Posted in Biography, Books, History, Media Archive, Monographs, Native Americans/First Nation, United States on 2012-07-22 20:48Z by Steven

William W. Warren: The Life, Letters, and Times of an Ojibwe Leader

University of Nebraska Press
2007
212 pages
9 photographs, 2 maps, figure, index, 2 appendixes
Hardcover ISBN: 978-0-8032-4327-9
Paperback ISBN: 978-0-8032-2498-8

Theresa M. Schenck, Associate Professor of Life Sciences Communications and American Indian Studies
University of Wisconsin, Madison

This is the first full-length biography of William W. Warren (1825–53), an Ojibwe interpreter, historian, and legislator in the Minnesota Territory.
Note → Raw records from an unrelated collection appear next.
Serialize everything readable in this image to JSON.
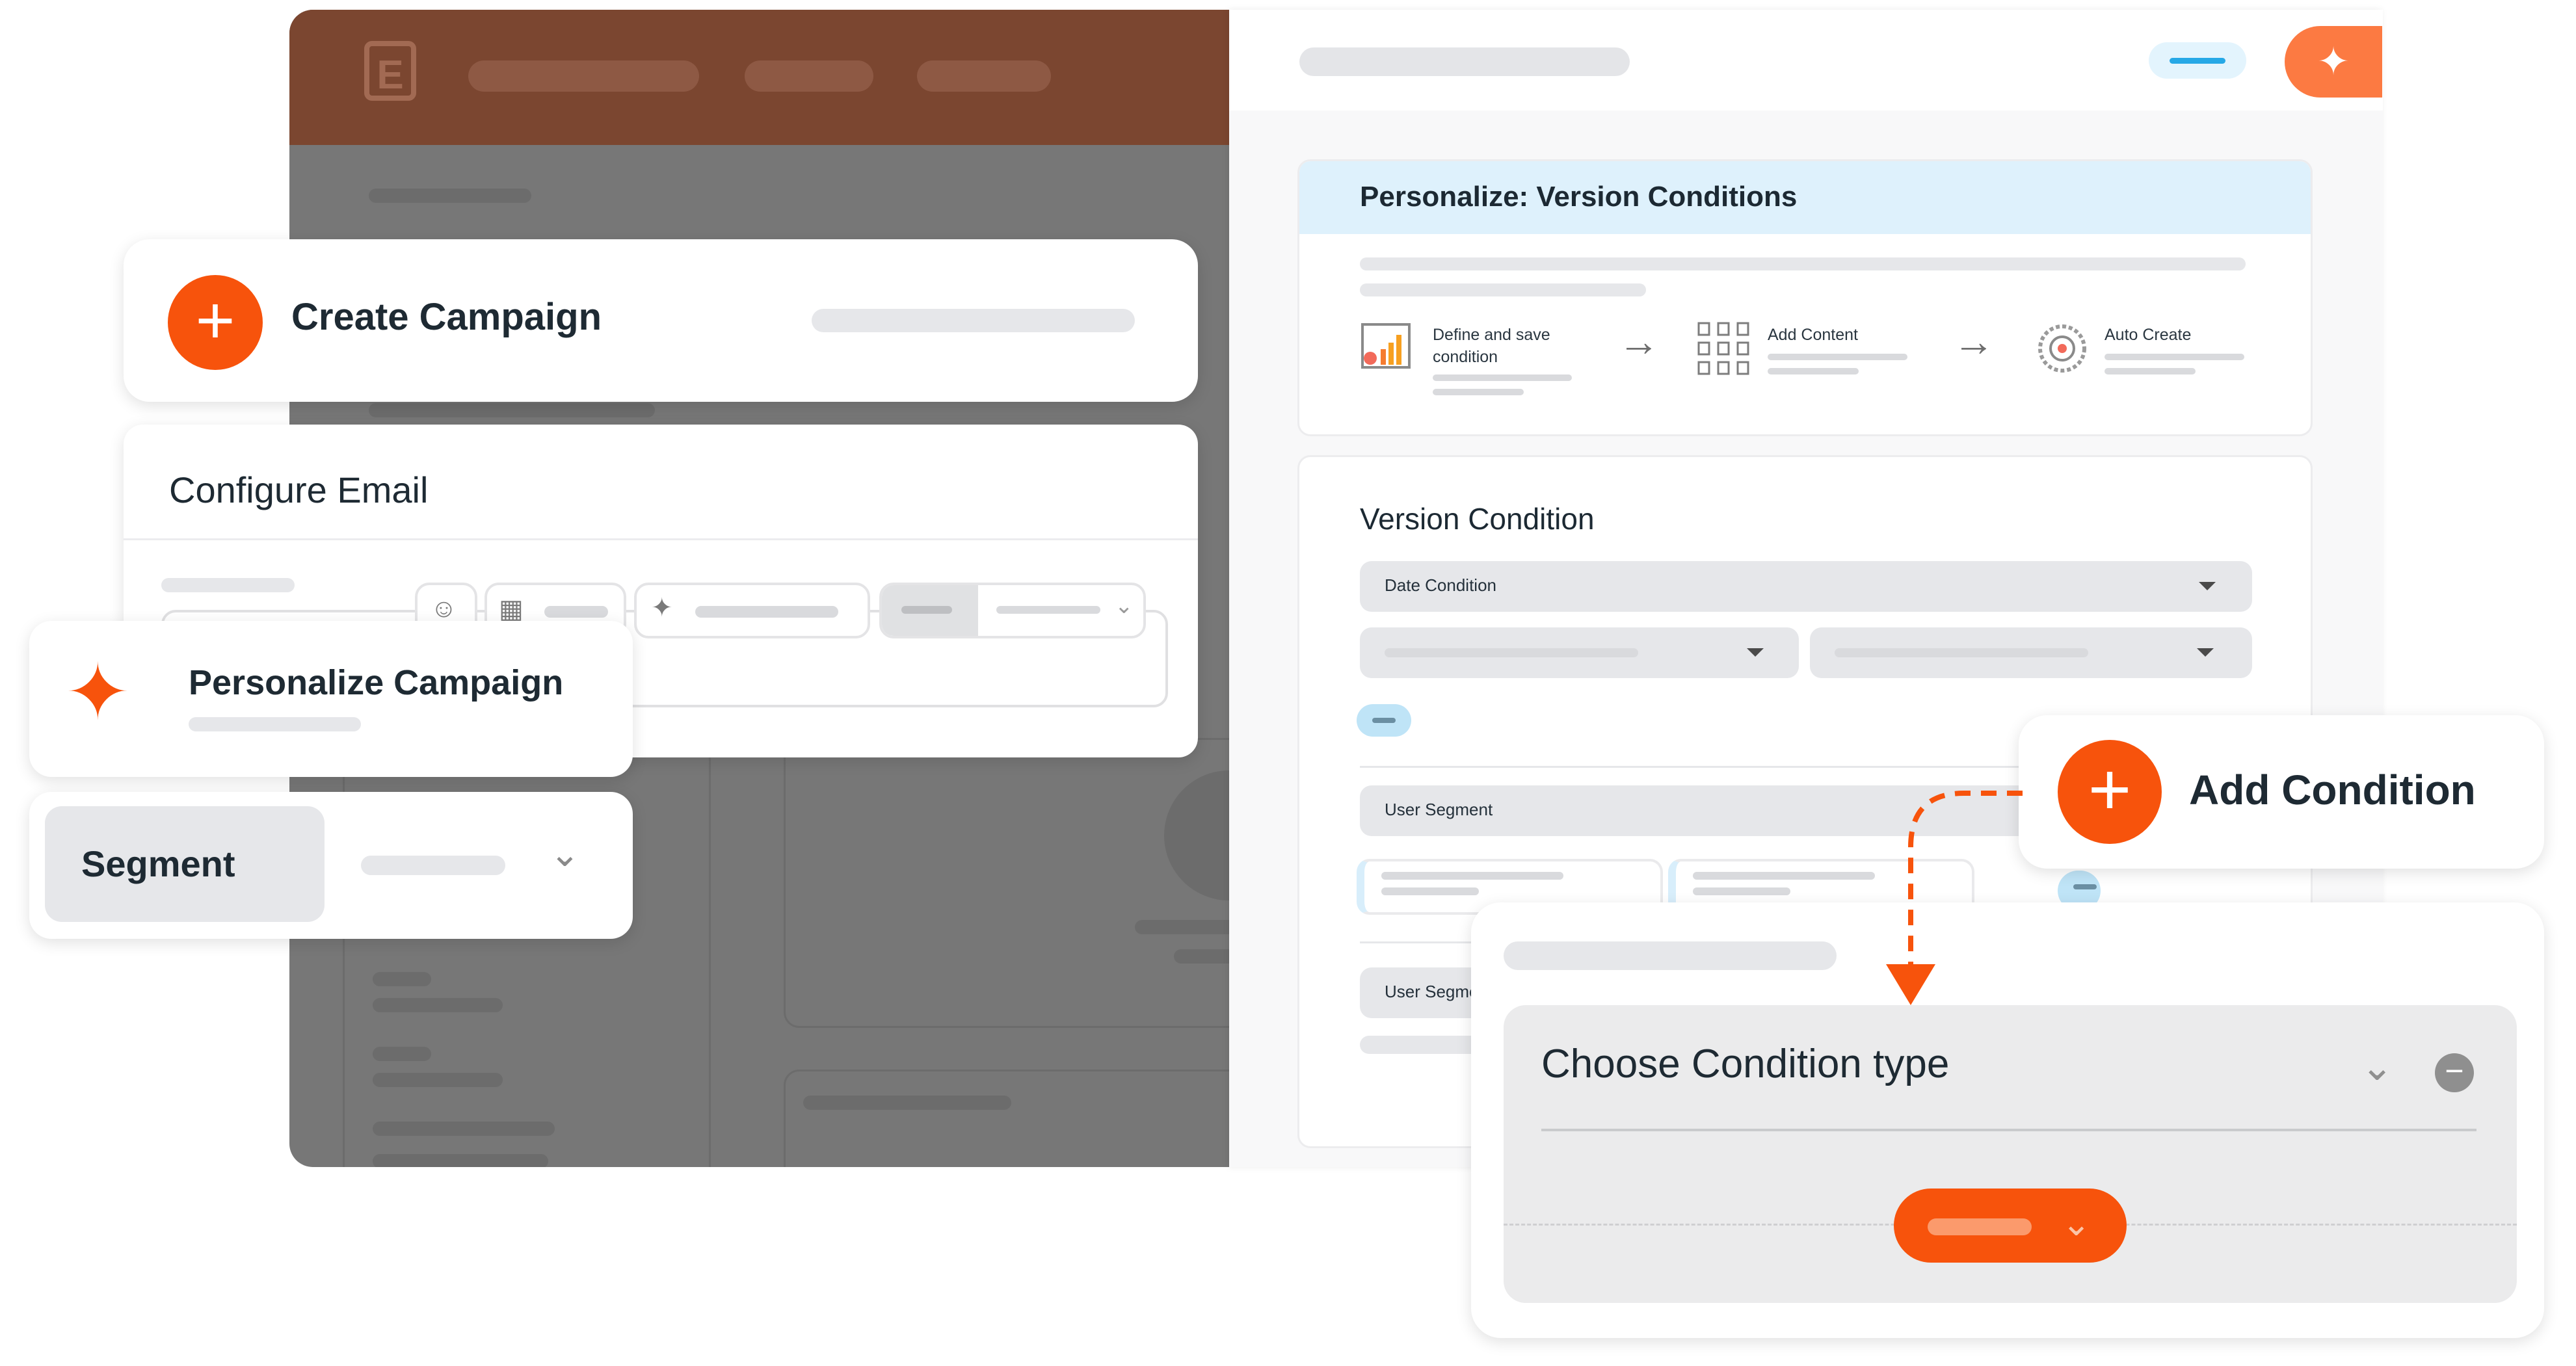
{
  "app_logo": "E",
  "right_panel": {
    "personalize_title": "Personalize: Version Conditions",
    "steps": [
      {
        "label": "Define and save condition",
        "icon": "chart-icon"
      },
      {
        "label": "Add Content",
        "icon": "grid-icon"
      },
      {
        "label": "Auto Create",
        "icon": "dial-icon"
      }
    ],
    "version_condition_title": "Version Condition",
    "date_condition_label": "Date Condition",
    "user_segment_label_1": "User Segment",
    "user_segment_label_2": "User Segme"
  },
  "cards": {
    "create_campaign": "Create Campaign",
    "configure_email": "Configure Email",
    "personalize_campaign": "Personalize Campaign",
    "segment": "Segment",
    "add_condition": "Add Condition",
    "choose_condition_type": "Choose Condition type"
  },
  "colors": {
    "accent_orange": "#f7530c",
    "header_brown": "#7b4630",
    "light_blue": "#def1fc"
  }
}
Devoted to the interests of the Ojibwe at a time of government attempts at removal, Warren lives on in his influential book History of the Ojibway, still the most widely read and cited source on the Ojibwe people. The son of a Yankee fur trader and an Ojibwe-French mother, Warren grew up in a frontier community of mixed cultures. Warren’s loyalty to government Indian policies was challenged, but never his loyalty to the Ojibwe people. In his short life the issues with which he was concerned included land rights, treaties, Indian removal, mixed-blood politics, and state and federal Indian policy.
 
Theresa M. Schenck has assembled a remarkable collection of newly discovered documents. Dozens of letters and other writings illuminate not only Warren’s heart and mind  but also a time of radical change in American Indian history. These documents, combined with Schenck’s commentary, provide historical and contextual perspective on Warren’s life, on the breadth of his activities, and on the complexity of the man himself; as such they offer a useful and long-awaited companion to Warren’s History of the Ojibway.